著者のコラム一覧
碓井広義メディア文化評論家

1955年長野県生まれ。慶應義塾大学法学部政治学科卒業。千葉商科大学大学院政策研究科博士課程修了。博士(政策研究)。81年テレビマンユニオンに参加。以後20年、ドキュメンタリーやドラマの制作を行う。代表作に「人間ドキュメント 夏目雅子物語」など。慶應義塾大学助教授などを経て2020年3月まで上智大学文学部新聞学科教授。専門はメディア文化論。著書に「倉本聰の言葉―ドラマの中の名言」、倉本聰との共著「脚本力」ほか。

「らんまん」の寿恵子は“朝ドラ三大女房”だ! 浜辺美波が果たした大きな役割

公開日: 更新日:

 連続テレビ小説「らんまん」(NHK)の放送も、ついに残り10日を切った。ここまで見てきて、つくづく思うことがある。槙野万太郎(神木隆之介)の妻、寿恵子(浜辺美波)がいてくれて本当に良かった。いや、助かったということだ。
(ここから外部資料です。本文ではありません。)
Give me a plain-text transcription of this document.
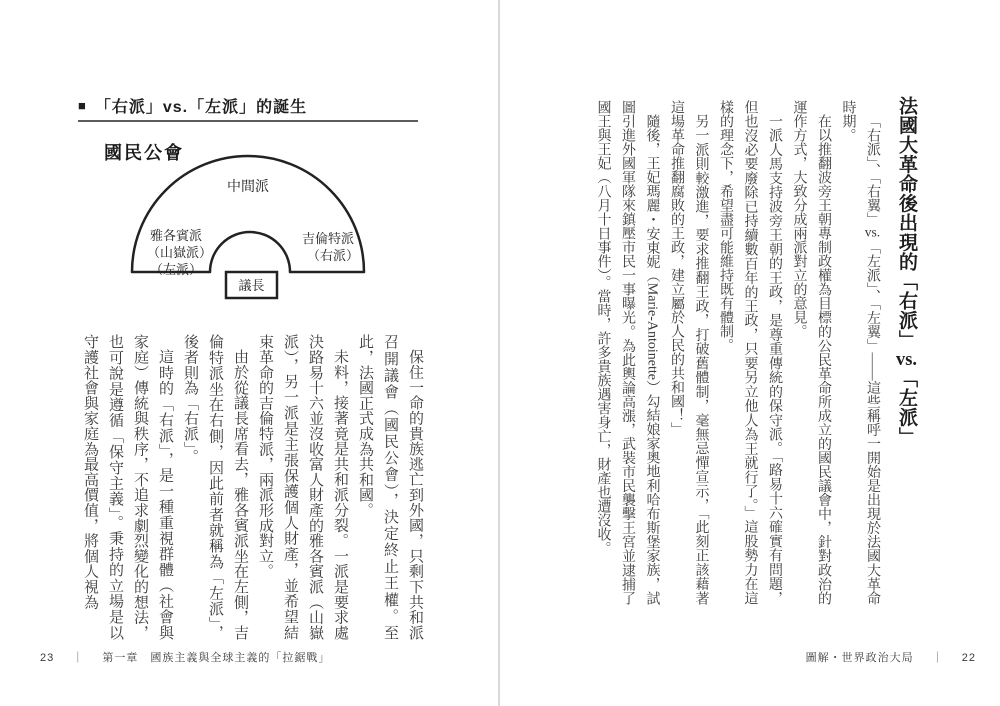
■ 「右派」vs.「左派」的誕生
國民公會
中間派
雅各賓派
（山嶽派）
（左派）
吉倫特派
（右派）
議長

保住一命的貴族逃亡到外國，只剩下共和派召開議會（國民公會），決定終止王權。至此，法國正式成為共和國。

未料，接著竟是共和派分裂。一派是要求處決路易十六並沒收富人財產的雅各賓派（山嶽派），另一派是主張保護個人財產，並希望結束革命的吉倫特派，兩派形成對立。

由於從議長席看去，雅各賓派坐在左側，吉倫特派坐在右側，因此前者就稱為「左派」，後者則為「右派」。

這時的「右派」，是一種重視群體（社會與家庭）傳統與秩序，不追求劇烈變化的想法，也可說是遵循「保守主義」。秉持的立場是以守護社會與家庭為最高價值，將個人視為

23 ｜ 第一章　國族主義與全球主義的「拉鋸戰」
法國大革命後出現的「右派」vs.「左派」

「右派」、「右翼」vs.「左派」、「左翼」——這些稱呼一開始是出現於法國大革命時期。

在以推翻波旁王朝專制政權為目標的公民革命所成立的國民議會中，針對政治的運作方式，大致分成兩派對立的意見。

一派人馬支持波旁王朝的王政，是尊重傳統的保守派。「路易十六確實有問題，但也沒必要廢除已持續數百年的王政，只要另立他人為王就行了。」這股勢力在這樣的理念下，希望盡可能維持既有體制。

另一派則較激進，要求推翻王政，打破舊體制，毫無忌憚宣示，「此刻正該藉著這場革命推翻腐敗的王政，建立屬於人民的共和國！」

隨後，王妃瑪麗・安東妮（Marie-Antoinette）勾結娘家奧地利哈布斯堡家族，試圖引進外國軍隊來鎮壓市民一事曝光。為此輿論高漲，武裝市民襲擊王宮並逮捕了國王與王妃（八月十日事件）。當時，許多貴族遇害身亡，財產也遭沒收。

圖解・世界政治大局 ｜ 22
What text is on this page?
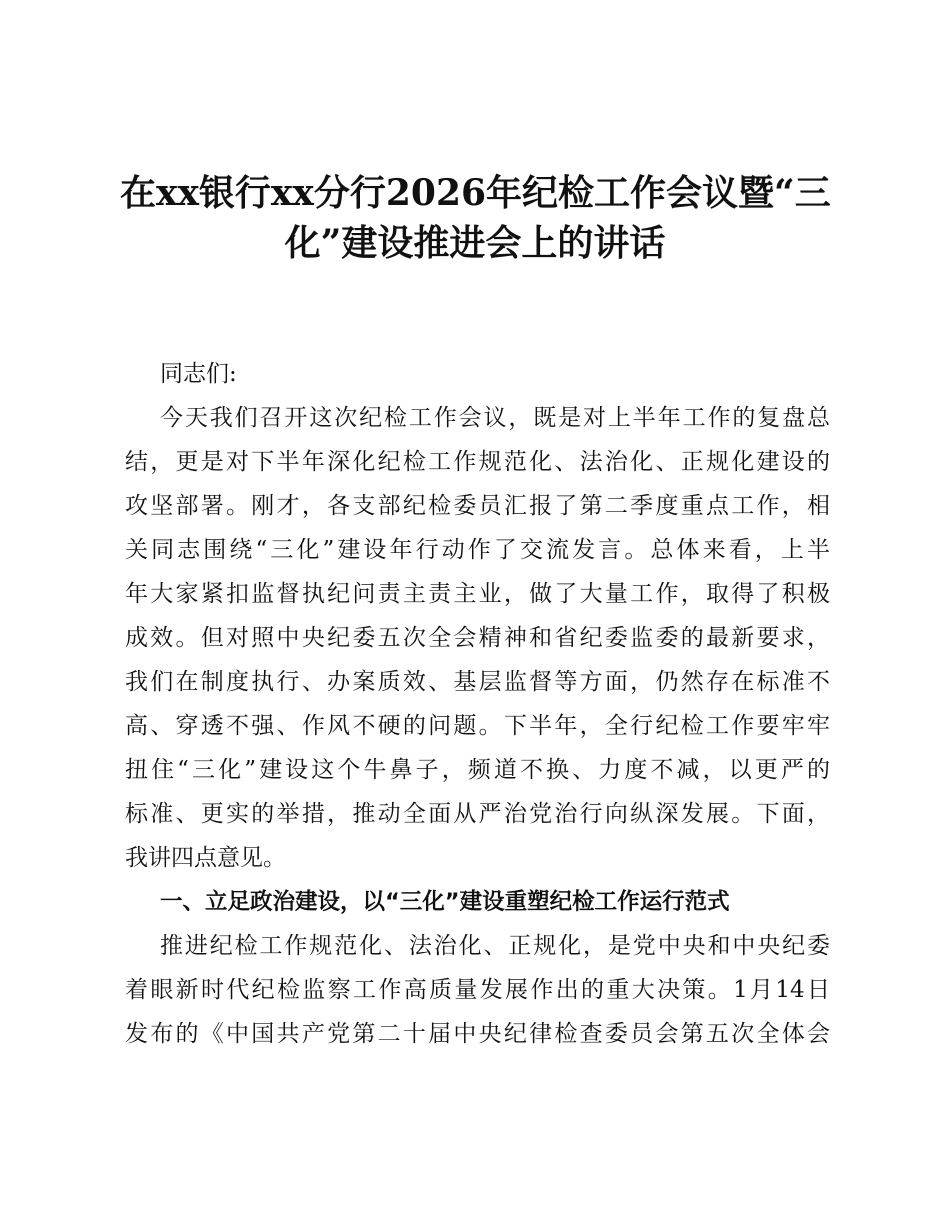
在xx银行xx分行2026年纪检工作会议暨“三
化”建设推进会上的讲话
同志们:
今天我们召开这次纪检工作会议，既是对上半年工作的复盘总
结，更是对下半年深化纪检工作规范化、法治化、正规化建设的
攻坚部署。刚才，各支部纪检委员汇报了第二季度重点工作，相
关同志围绕“三化”建设年行动作了交流发言。总体来看，上半
年大家紧扣监督执纪问责主责主业，做了大量工作，取得了积极
成效。但对照中央纪委五次全会精神和省纪委监委的最新要求，
我们在制度执行、办案质效、基层监督等方面，仍然存在标准不
高、穿透不强、作风不硬的问题。下半年，全行纪检工作要牢牢
扭住“三化”建设这个牛鼻子，频道不换、力度不减，以更严的
标准、更实的举措，推动全面从严治党治行向纵深发展。下面，
我讲四点意见。
一、立足政治建设，以“三化”建设重塑纪检工作运行范式
推进纪检工作规范化、法治化、正规化，是党中央和中央纪委
着眼新时代纪检监察工作高质量发展作出的重大决策。1月14日
发布的《中国共产党第二十届中央纪律检查委员会第五次全体会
 何しろ万太郎という主人公は一つのことを続けてきた人物だ。ひたすら植物採集を行い、その草花を文と絵で記録していく。それが貴重な植物図鑑となるのだが、やっていることは常に同じだ。

 一方、物語に適度な起伏を与えてきたのが寿恵子だった。研究に湯水のごとくカネを使う夫を支えて家計をやりくりし、借金取りたちとの攻防を繰り返しながらも、常に笑顔を絶やさない。

 ついには経済的安定を得るためにと、自分で「待合茶屋」まで開業してしまった。カネに無頓着な“坊ちゃん”である万太郎のために奮闘する寿恵子こそ、このドラマのもうひとりの主人公だ。

「ゲゲゲの女房」の布美枝(松下奈緒)、「まんぷく」の福子(安藤サクラ)と並ぶ、「朝ドラ三大女房」である。

 夫と暮らす長屋ではごく普通の奥さんでありながら、自分の店では凛として美しい女将へと変貌する寿恵子。妻や母という役割にとどまらず、自分で自分の生き方を決める、当時としては新しい女性像を打ち立てている。そのギャップと落差の魅力を、浜辺が鮮やかに演じ切ってくれた。